Frequently asked questions

What is a realistic net rental yield for a Budapest apartment in 2026?
For a well-located, well-managed apartment in the inner districts (V–IX), a realistic net yield after management fees, maintenance, vacancy, and Hungarian income tax is 4.5–6.5%. Short-term rentals in District VII can reach the upper end of that range; long-term lets in District VIII or IX typically sit in the 5–6% range. Gross yields are higher but misleading without deducting costs.
Can foreigners legally rent out a Budapest apartment?
Yes. EU and non-EU nationals can buy and rent out residential property in Budapest under the same rules as Hungarian citizens. Non-EU nationals purchasing agricultural land face restrictions, but urban residential apartments are fully open to foreign buyers. Rental income must be declared to the Hungarian tax authority (NAV) regardless of the owner’s country of residence.
Is short-term rental (Airbnb) still legal in Budapest?

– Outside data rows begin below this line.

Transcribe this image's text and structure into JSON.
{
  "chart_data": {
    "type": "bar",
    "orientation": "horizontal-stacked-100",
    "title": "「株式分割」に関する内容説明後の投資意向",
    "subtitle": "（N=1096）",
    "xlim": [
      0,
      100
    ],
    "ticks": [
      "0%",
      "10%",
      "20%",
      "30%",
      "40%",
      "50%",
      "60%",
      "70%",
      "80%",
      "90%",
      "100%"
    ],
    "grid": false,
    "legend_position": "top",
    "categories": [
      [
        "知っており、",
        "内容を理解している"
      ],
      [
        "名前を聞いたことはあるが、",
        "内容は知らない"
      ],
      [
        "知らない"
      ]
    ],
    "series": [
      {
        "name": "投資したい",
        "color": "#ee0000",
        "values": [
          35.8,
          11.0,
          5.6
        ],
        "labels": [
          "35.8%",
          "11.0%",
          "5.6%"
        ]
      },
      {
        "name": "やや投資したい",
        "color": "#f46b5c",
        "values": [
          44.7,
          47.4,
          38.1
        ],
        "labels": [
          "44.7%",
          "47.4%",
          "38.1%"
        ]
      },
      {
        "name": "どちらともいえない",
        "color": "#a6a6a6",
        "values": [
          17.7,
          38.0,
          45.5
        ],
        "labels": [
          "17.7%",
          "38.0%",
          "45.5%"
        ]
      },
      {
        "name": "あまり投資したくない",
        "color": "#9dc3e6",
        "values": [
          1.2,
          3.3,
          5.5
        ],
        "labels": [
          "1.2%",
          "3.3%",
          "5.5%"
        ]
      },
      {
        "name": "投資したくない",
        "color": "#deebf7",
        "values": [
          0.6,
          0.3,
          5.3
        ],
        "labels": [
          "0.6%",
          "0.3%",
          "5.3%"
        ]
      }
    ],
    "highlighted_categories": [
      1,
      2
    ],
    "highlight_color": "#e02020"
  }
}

Short-term letting remains legal in Budapest but requires registration as a private accommodation provider with the relevant district office. Some districts, notably District V, have introduced conditions on new registrations. A local tourism tax of HUF 300–500 per guest per night applies. Rules have changed several times since 2020, so verifying current district-level requirements before purchase is essential.
How much tax do non-resident landlords pay on Budapest rental income?
Hungary applies a flat 15% personal income tax rate to rental income from Hungarian property, regardless of the owner’s residency. Private individuals can deduct a flat 10% cost allowance, so effective tax is 13.5% of gross rent under that method. Hungary’s double taxation treaties with most EU countries, the UK, and the US generally prevent the same income being taxed twice.
Which Budapest district gives the best rental yield?
District VII (Erzsébetváros) and District VIII (Józsefváros) consistently offer the best gross yield-to-price ratios, typically 6–8% gross. District V yields are strong in absolute rent terms but purchase prices are higher, compressing yields to 5–7%. The best district depends on your strategy: District VII for short-term, Districts VIII and IX for long-term student and professional lets.
Do I need a Hungarian company to buy a rental property in Budapest?
No. Most foreign individuals buy Budapest apartments in their own name, which is simpler and cheaper to administer. A Hungarian Kft. (limited liability company) can be advantageous if you own multiple properties or want to deduct operating costs against taxable income, but the accounting overhead adds HUF 30,000–60,000 per month. Whether a company structure makes sense depends on your specific tax position and home country treaty with Hungary.
What are the main costs when buying a Budapest apartment?
The main purchase costs are: 4% property transfer tax, mandatory Hungarian attorney fees (0.5–1% of purchase price), and agency commission (typically 3–5% depending on the agency). Total transaction costs usually land between 5.5% and 7% of the purchase price. There is no stamp duty as a separate charge; the transfer tax covers the main fiscal cost of acquisition.
How do I find a reliable property manager in Budapest as a foreign landlord?
Look for English-speaking firms with verifiable references from other foreign landlords, transparent fee structures, and experience managing the specific letting type you plan (short-term or long-term). A full-service agency that handles both acquisition and management reduces the coordination burden. Ask for a sample monthly owner report before signing any management agreement, so you know what financial transparency to expect.